Auf Distanzritten hatte sie eine unheimlich coole, überlegene Art an sich. Allein auf der Strecke, war jedes Pullen verschwunden. Mit anderen Pferden ging sie gern zusammen, und nahm auf ihre liebe, soziale Art gern Rücksicht auf Schwächere, langsamere. Aber mit anderen guten, ehrgeizigen Pferden zusammen hatte sie einen immensen Spaß am Wettkampf. Unvergessen für mich, ihre Versuche den fast 20cm größeren Halbblüter und mehrfachen Deutschen Meister Cloud Question Mark im Wett-Traben zu schlagen. Ich konnte im Sattel sitzend ihre Vorderhufe bis nach ganz vorne fliegen sehen. Sie war leicht größenwahnsinnig, und kannte überhaupt kein Maß.. insbesondere in der ersten Streckenhälfte war es deshalb immer ratsam sie allein zu reiten.
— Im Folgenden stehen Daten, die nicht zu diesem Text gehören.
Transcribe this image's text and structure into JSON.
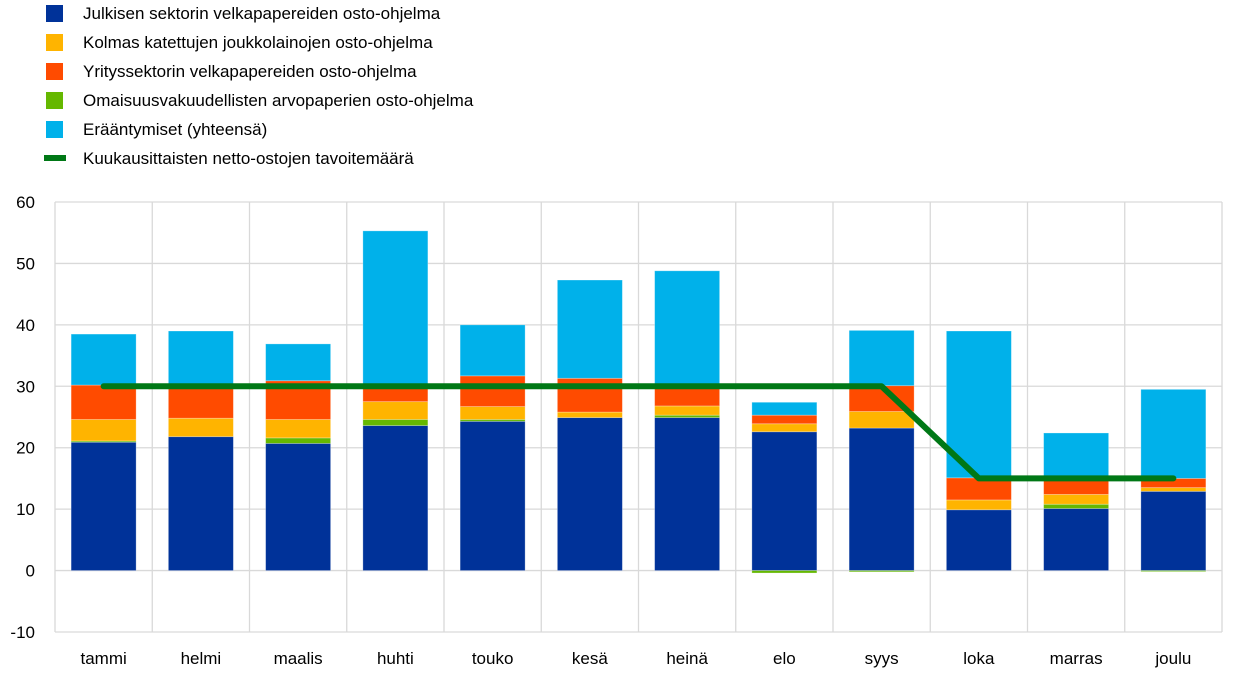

Und allein war es mit ihr immer ein schönes Reiten. Dutzende Kilomenter konnte sie mit viel Ehrgeiz allein gehen. Auf langen gerade Strecken mit guter Voraussicht peilte sie mit Adleraugen, ob der Vorsprung der Konkurrenz größer oder kleiner wurde. Auch zuhause war sie immer interessiert, wer sonst so unterwegs war. Sonntags auf den Anspacher Feldern zum Beispiel. Im Unterschied zu den Distanzritten hatte man diese "Konkurrenz" aber viel zu leicht erreicht und überholt. Was hinter ihr weiter geschah, interessierte sie dagegen nicht. Sobald ein Konkurrent überholt war, orientierte sie sich wieder nach vorne und war nicht geneigt irgendjemand "mitzuziehen", oder schon gar nicht, an diesem zu kleben. An den Stops beobachtete sie genau, wer vor ihr wieder rausging, ohne zu drängeln. Sie beobachtete die Konkurrenz mit gespitzten Ohren, und fraß dabei, scheinbar völlig unbeteiligt Gras. Hengste strafte sie dabei mit ein oder zwei Ausnahmen mit Verachtung, besonders die Brüllaffen unter ihnen. Man konnte sie unangebunden mit übergelegten Zügeln fressen lassen, und sich ein Brötchen oder Kaffee holen. Ich musste das einige Male tun, weil ich fast immer ohne Tross ritt, und Pferdegedrängel lieber vermied. Nie wäre sie weg- oder zu anderen Pferden hingelaufen. Auf einer Vogelsbergdepesche ritten wir einmal fast 80km in schrecklicher Hitze einer Spitzengruppe hinterher, und erreichten sie erst wenige Kilometer vor dem Ziel, nachdem diese sich verritten hatten. Von diesen 5 Pferden war sie das bei weitem fitteste, und lauerte bis zur Zielgeraden noch auf ein Zeichen von mir, sich nun endlich in Galopp- und abzusetzen zu dürfen. Mir genügte das Wissen, dass sie es mit Leichtigkeit gekonnt hätte... und am schönsten war das Gefühl, dass es schade war, dass der Ritt am späten Nachmittag zuende war, dass sie noch für viele KM Kraft gehabt hätte an jenem Tag. Wie schön wäre es gewesen, in der Abendkühle weiterzureiten. An jenem, unserem besten Tag, bin ich bis heute überzeugt, hätte sie 100 Meilen gehen können, doch war der Ritt nach 110KM schon zuende.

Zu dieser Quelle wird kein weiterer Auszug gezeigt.